Sainteté pour la classe moyenne
Les croyants, selon l’Église, sont appelés à la sainteté. Jésus, dit le pape François, « veut que nous soyons saints et il n’attend pas de nous que nous nous contentions d’une existence médiocre, édulcorée, sans consistance ». L’invitation est noble, évidemment, mais elle a quelque chose d’écrasant. Comment, en effet, l’Église, qui incite à répétition ses fidèles à se reconnaître pécheurs, peut-elle du même souffle leur demander de viser l’idéal de sainteté ?
Saint patron des journalistes, le franciscain polonais Maximilien Kolbe (1894-1941) offre un modèle de sainteté. Or, la lecture de son parcours illustre avec force que suivre son exemple n’est pas à la portée du croyant lambda. Dans Maximilien Kolbe (Artège, 2018, 176 pages), la vigoureuse hagiographie qu’elle lui consacre, la journaliste française Alexia Vidot trace le portrait d’un homme animé par une foi radicale.
L’exemple du martyr
Élevé par des parents dévots, Kolbe, à dix ans, a une vision de la Madone, qui l’invite à demeurer pur, c’est-à-dire chaste, et à devenir martyr. À 16 ans, alors qu’il est déjà chez les franciscains, le jeune patriote est tenté par une carrière militaire, mais il décide d’embrasser la vie religieuse pour toujours en apprenant que son frère cadet vient de faire de même.
Adorateur de la mère du Christ, un culte populaire en Pologne, comme en témoignera plus tard Jean-Paul II, Kolbe consacrera sa vie à un journalisme catholique militant visant les conversions, principalement dans son pays, mais aussi en Chine et au Japon. « N’écrivez rien qui ne puisse être signé de la Vierge Marie », disait-il à ses collaborateurs.
En septembre 1939, le couvent de Varsovie où il mène ses activités est saccagé par les envahisseurs SS. Kolbe et plusieurs des frères sont arrêtés et emprisonnés dans un camp de travail, avant d’être libérés en décembre de la même année. Au couvent, ils accueillent des réfugiés, notamment juifs, qui fuient la répression nazie.

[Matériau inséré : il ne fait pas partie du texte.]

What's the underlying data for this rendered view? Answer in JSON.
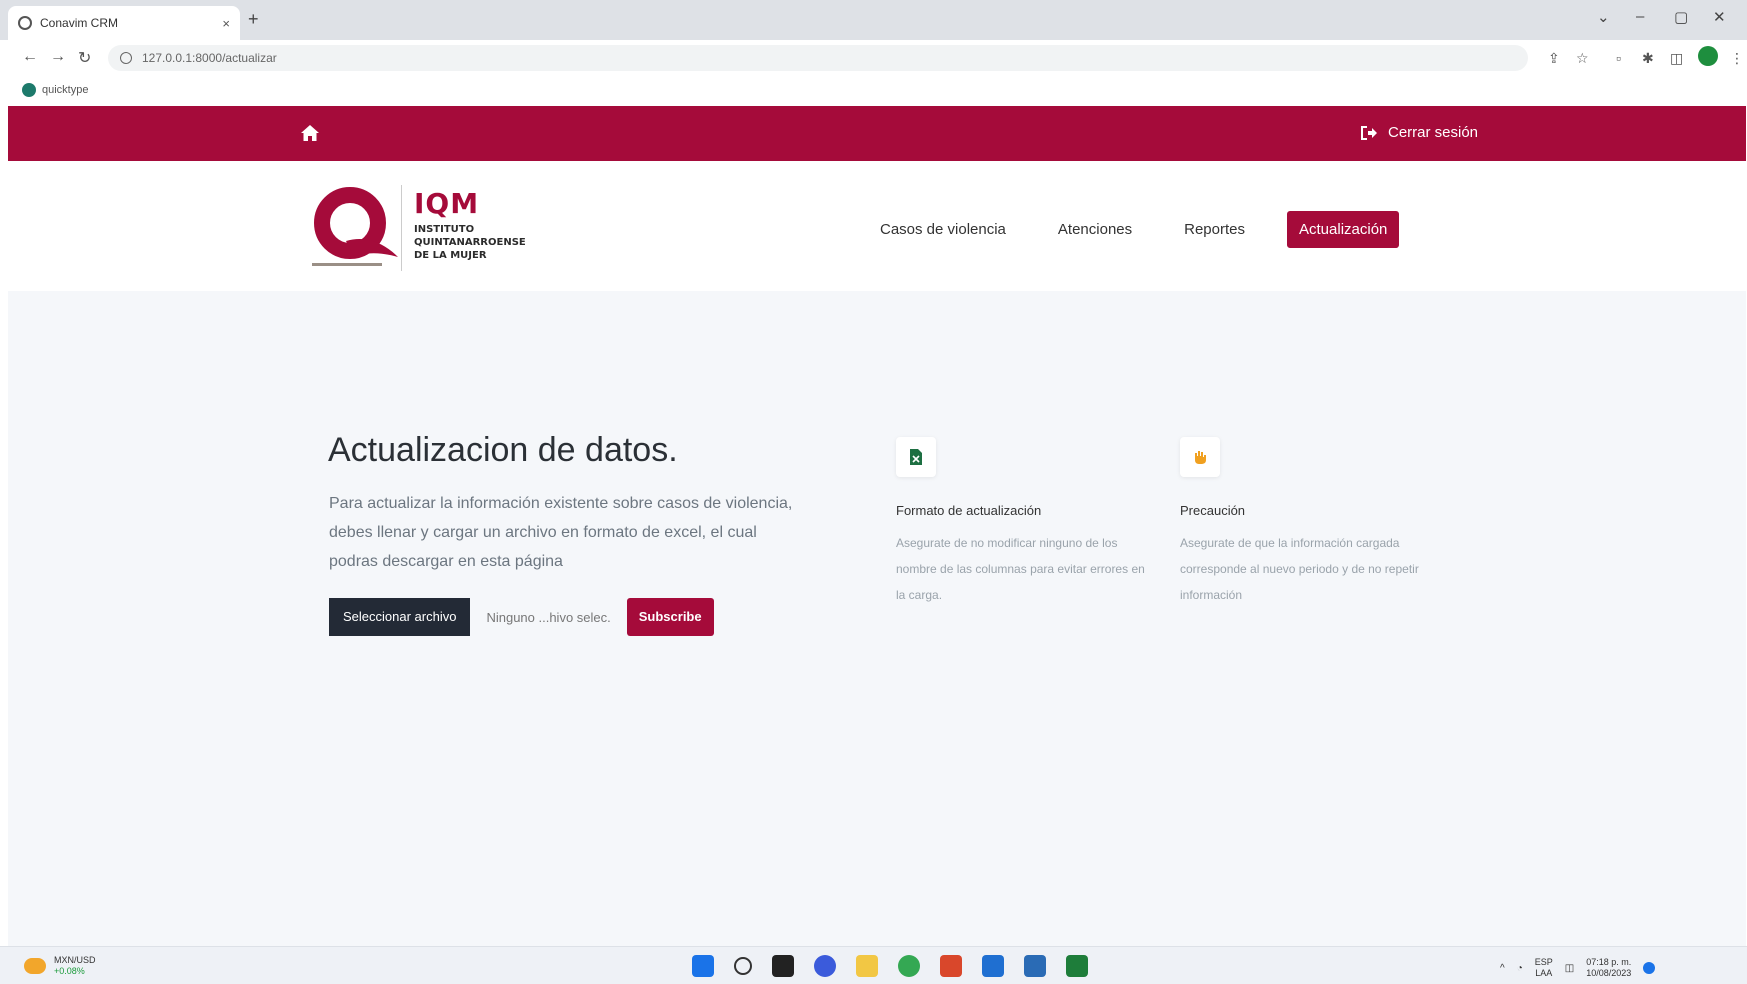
{
  "browser": {
    "tab_title": "Conavim CRM",
    "tab_close": "×",
    "new_tab": "+",
    "url": "127.0.0.1:8000/actualizar",
    "bookmark": "quicktype",
    "controls": {
      "minimize": "–",
      "maximize": "▢",
      "close": "✕",
      "dropdown": "⌄"
    }
  },
  "topbar": {
    "logout_label": "Cerrar sesión"
  },
  "brand": {
    "acronym": "IQM",
    "line1": "INSTITUTO",
    "line2": "QUINTANARROENSE",
    "line3": "DE LA MUJER",
    "color": "#a50b3a"
  },
  "nav": {
    "items": [
      {
        "label": "Casos de violencia"
      },
      {
        "label": "Atenciones"
      },
      {
        "label": "Reportes"
      },
      {
        "label": "Actualización"
      }
    ]
  },
  "main": {
    "title": "Actualizacion de datos.",
    "description": "Para actualizar la información existente sobre casos de violencia, debes llenar y cargar un archivo en formato de excel, el cual podras descargar en esta página",
    "file_button": "Seleccionar archivo",
    "file_none": "Ninguno ...hivo selec.",
    "submit": "Subscribe"
  },
  "features": [
    {
      "icon": "excel-file-icon",
      "title": "Formato de actualización",
      "text": "Asegurate de no modificar ninguno de los nombre de las columnas para evitar errores en la carga."
    },
    {
      "icon": "hand-icon",
      "title": "Precaución",
      "text": "Asegurate de que la información cargada corresponde al nuevo periodo y de no repetir información"
    }
  ],
  "taskbar": {
    "weather_line1": "MXN/USD",
    "weather_line2": "+0.08%",
    "lang_line1": "ESP",
    "lang_line2": "LAA",
    "time": "07:18 p. m.",
    "date": "10/08/2023"
  }
}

En février 1941, la Gestapo rapplique. Kolbe et ses camarades aboutissent à Auschwitz en mai. Un jour, un prisonnier s’évade. Les Allemands imposent des représailles : dix innocents sont condamnés à mourir d’inanition dans le bunker de la faim. Un des malheureux élus est un jeune père de famille. Kolbe, par charité, prendra sa place. Un rescapé du camp confiera, plus tard, que ce geste a réconforté les prisonniers en leur redonnant espoir en l’humanité.
Cette histoire vraie est, il faut en convenir, impressionnante. Mais comment, justement, être à la hauteur de ce héros ? S’il faut, pour aspirer à la sainteté, prendre exemple sur Kolbe, les candidats risquent de se faire rares. Qui, en effet, peut se targuer d’un tel sens du don de soi ?
Le critère de François
Le pape François le sait. C’est la raison pour laquelle, dans son exhortation apostolique Soyez dans la joie et l’allégresse (Médiaspaul, 2018, 128 pages), il précise qu’« il ne faut donc pas se décourager quand on contemple des modèles de sainteté qui semblent inaccessibles ». Ces derniers peuvent nous motiver, écrit-il, mais n’ont pas à être copiés. François invite plutôt les catholiques à une sainteté « de la porte d’à côté » ou à « la classe moyenne de la sainteté ».
Être saint, continue-t-il, « ne signifie pas avoir le regard figé dans une prétendue extase ». Le « grand critère », selon lui, est formulé dans un extrait du chapitre 25 de l’Évangile selon Matthieu, ce fameux passage que la solidaire Manon Massé, dans son récent Parler vrai (Écosociété, 2018), dit être à l’origine de son engagement social : « J’ai eu faim et vous m’avez donné à manger, j’ai eu soif et vous m’avez donné à boire, j’étais un étranger et vous m’avez accueilli, nu et vous m’avez vêtu, malade et vous m’avez visité, prisonnier et vous êtes venus me voir. »
« La sainteté, écrit François, s’approche par de petits gestes », par de petits pas, en pratiquant la patience et la douceur envers autrui, en entretenant la joie et le sens de l’humour en tout temps, en faisant preuve d’audace et de ferveur dans la foi, en chérissant la vie communautaire, en demeurant ouvert à la transcendance par la prière et en cultivant « une saine et permanente insatisfaction » devant les injustices sociales afin de les combattre.
L’exigence morale, chez François, demeure, mais elle se fait un peu plus à hauteur d’homme et de femme. Être des saints ? C’est trop demander, il me semble. Devenir des justes et des doux serait déjà beaucoup.